すると、にこやかに笑っていた全員の顔が真顔に戻った。
「遊憂!ここの館の名前、覚えてるか?」
「彪樫館でしょ?なんでそんなこと聞くの?」
粕楽と蝋は顔を見合わせ、頷いた。
なんか、意味深な行動だ。
いろはが一息ついて、
「あなたは、人間じゃないわ」
「は?」
いや、ホントに「は?」しか言えなかった。
「いや、人間は人間なんだけど、人間じゃないっていうか…」
何を言っているんだ?この人は。
「つまり、アヤカシと人間のハーフってわけ」
「いや、なにがつまりに繋がんの」
アヤカシ?人間じゃない?
「話すよりみせたほうがいいだろー?いろは!」
蝋が、いろはになにかの助け舟をだす。
「あ、そっか!じゃ、私の手をよーく見ててね!」
言われるがまま、じっといろはの手をみていると……
またたく間にいろはの手が猫の手になった。
「ーーーーーっっっっ!!??」
叫びそうになるが、なんとか堪えた。
「おー叫ばないのか!」
感心したように蝋が言う。
「はぁっ…はあ…で、あんた達は、なんなんだ!?もっと詳しく!」
「事の始まりは昔の話なんだ…」
粕楽が、第一話の昔話の内容を教えてくれる。
「つまり、お前たちはそのアヤカシと人間の子供だと…」
「んまーそういう事になるな」
相変わらず軽い!!
「君もなんだよ、遊憂ちゃん」
粕楽が苦笑しながら言う。
「オレも?」
「うん。
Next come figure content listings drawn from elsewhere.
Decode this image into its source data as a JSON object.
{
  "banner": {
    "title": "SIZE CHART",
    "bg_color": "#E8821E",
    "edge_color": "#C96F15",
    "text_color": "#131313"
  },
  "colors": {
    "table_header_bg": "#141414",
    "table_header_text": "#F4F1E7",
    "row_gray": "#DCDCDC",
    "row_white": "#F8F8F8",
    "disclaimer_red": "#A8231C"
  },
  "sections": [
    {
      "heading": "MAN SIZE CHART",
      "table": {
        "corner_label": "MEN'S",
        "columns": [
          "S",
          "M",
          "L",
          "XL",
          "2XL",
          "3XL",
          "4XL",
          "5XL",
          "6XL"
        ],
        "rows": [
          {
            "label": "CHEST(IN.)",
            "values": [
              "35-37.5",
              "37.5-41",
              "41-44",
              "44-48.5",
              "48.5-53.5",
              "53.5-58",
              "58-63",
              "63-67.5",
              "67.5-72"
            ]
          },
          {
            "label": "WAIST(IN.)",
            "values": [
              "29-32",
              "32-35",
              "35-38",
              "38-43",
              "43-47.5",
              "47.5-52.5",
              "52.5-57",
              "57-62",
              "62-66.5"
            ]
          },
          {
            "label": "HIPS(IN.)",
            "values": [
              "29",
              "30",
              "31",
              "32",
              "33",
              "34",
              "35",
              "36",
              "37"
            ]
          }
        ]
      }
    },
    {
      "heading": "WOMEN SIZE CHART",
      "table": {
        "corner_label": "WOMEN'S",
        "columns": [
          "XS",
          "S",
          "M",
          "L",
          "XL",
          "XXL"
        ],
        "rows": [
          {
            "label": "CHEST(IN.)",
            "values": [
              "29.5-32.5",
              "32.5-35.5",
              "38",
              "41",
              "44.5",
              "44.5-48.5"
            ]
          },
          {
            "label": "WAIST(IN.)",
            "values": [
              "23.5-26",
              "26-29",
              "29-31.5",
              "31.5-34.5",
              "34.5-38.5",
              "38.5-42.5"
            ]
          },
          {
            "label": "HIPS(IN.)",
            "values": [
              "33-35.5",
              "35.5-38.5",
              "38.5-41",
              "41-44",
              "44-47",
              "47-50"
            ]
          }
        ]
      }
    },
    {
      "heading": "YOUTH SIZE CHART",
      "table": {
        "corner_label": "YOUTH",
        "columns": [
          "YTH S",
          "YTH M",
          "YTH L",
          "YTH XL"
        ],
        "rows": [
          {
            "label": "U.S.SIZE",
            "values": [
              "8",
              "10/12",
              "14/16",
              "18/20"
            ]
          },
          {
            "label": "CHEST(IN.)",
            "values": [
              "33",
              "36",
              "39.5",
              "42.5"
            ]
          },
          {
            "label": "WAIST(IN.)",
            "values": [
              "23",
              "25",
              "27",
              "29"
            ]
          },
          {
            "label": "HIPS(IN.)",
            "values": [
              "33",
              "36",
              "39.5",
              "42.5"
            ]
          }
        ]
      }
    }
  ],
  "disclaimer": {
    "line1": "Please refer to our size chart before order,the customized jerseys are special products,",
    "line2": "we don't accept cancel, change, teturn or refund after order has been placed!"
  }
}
此処は彪樫館。でも実は、その子供を保護する施設なんだ」
權那も説明してくれる。
「此処に移住したいと希望する人は年間1000人をゆうに越えるわ。でも、時々…その中にアヤカシと人間の子供がまぎれる事があるのよ。私達はその子だけ此処に入る事を許可するの」
「そんで、さっきみたいに本当の事を教えるんだ」
そして、そこでオレは最初にいろはに、
「確かめる」
と言われていた事を思い出した。
「じゃ、あれは…」
「うん。私、心配性なところあるから、ほんとに此処に入る資格があるか、確かめてみたの」
「いろはの手が冷たかったのも……」
「うん。それも、アヤカシと人間の子供にある特徴」
自分じゃ分からないだろうけど、君も十分冷たいよ♪とウィンクを放ついろは。
「じゃ、改めて自己紹介をしようか。」
少し不安が生まれたが、新生活へのワクワクをオレは抑える事が出来なかった。
オレの顔に、少し笑みが生まれていたことを、オレは知る由もなかった。